Die erste Klage richtet sich gegen eine schriftliche Mitteilung des Umlagebüros der Hohen Behörde vom 24. Juli 1959, die zweite Klage gegen die stillschweigende Ablehnung eines Antrags der Kläger vom 6. August 1959.
Das Klagerecht der Unternehmen, der Nachweis ihrer gesetzlichen Vertretung durch Statuten und Handelsregisterauszüge sowie der Nachweis ihrer ordnungsgemäßen Prozeßvertretung geben zu besonderen Bemerkungen keinen Anlaß. Zu beachten ist, daß im zweiten Verfahren die Friedrich Thyssen Bergbau AG ihre Klage vor Einreichung der Klagebeantwortung durch die Hohe Behörde ordnungsgemäß zurückgenommen hat.

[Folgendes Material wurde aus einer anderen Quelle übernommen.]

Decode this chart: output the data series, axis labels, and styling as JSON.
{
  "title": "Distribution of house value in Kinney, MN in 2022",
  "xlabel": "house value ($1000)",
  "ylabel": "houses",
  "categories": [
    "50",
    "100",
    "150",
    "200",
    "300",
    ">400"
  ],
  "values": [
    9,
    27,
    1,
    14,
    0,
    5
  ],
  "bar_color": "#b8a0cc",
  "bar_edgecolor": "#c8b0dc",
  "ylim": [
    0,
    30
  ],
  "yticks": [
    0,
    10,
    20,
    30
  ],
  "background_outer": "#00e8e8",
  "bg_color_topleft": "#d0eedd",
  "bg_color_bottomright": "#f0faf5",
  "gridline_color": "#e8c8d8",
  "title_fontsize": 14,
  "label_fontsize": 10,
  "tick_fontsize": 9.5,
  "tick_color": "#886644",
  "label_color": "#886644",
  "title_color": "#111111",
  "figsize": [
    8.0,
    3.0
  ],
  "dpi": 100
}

I. — DIE ANFECHTUNGSKLAGE Nr. 41/59
1. Einhaltung der Klagefrist
Die angegriffene Mitteilung ist den Klägern am 27. Juli 1959 zugestellt worden. Die gemeinsame Klage der Unternehmen wurde am 1. September 1959 beim Gerichtshof eingereicht. Da für Kläger mit Sitz in Deutschland gemäß Anlage II der Verfahrensordnung des Gerichtshofes eine Distanzfrist von sechs Tagen gilt, ist die Klage rechtzeitig erhoben worden.
2. Rechtlicher Gehalt des Schreibens vom 24. Juli 1959
Das Schreiben ist vom Umlagebüro der Hohen Behörde für die Hohe Behörde an die Kläger gerichtet. Dieser Brief stellt nicht die unverbindliche Antwort einer subalternen Abteilung der Hohen Behörde dar, sondern ist als eine Äußerung der Hohen Behörde selbst anzusehen, wie die Beklagte zu Recht im Verfahren betont hat. Die allgemeine Organisationsordnung der Hohen Behörde vom 5. November 1954 (Amtsblatt 1954, Seite 515) sieht für den Präsidenten der Hohen Behörde die Möglichkeit vor, Befugnisse zur Durchführung von Beschlüssen der Hohen Behörde, also auch die Befugnis zur authentischen Verlautbarung von Beschlüssen der Hohen Behörde, auf Dienststellenleiter zu delegieren (vgl. Art. 15).
Ein wesentlicher Teil des Rechtsstreites bezieht sich auf die Frage, ob diesem Schreiben der Hohen Behörde Entscheidungscharakter zukommt. Der Brief enthält zwei Aussprüche:
a) Die Umlage für das Rechnungsjahr 1959/1960 kann den Klägern nicht erlassen werden, da der Vertrag und die Umlageentscheidungen diese Möglichkeit nicht vorsehen;
b) es ist daher erforderlich, daß die Unternehmen Anweisung zur Fortsetzung der Umlagezahlung geben.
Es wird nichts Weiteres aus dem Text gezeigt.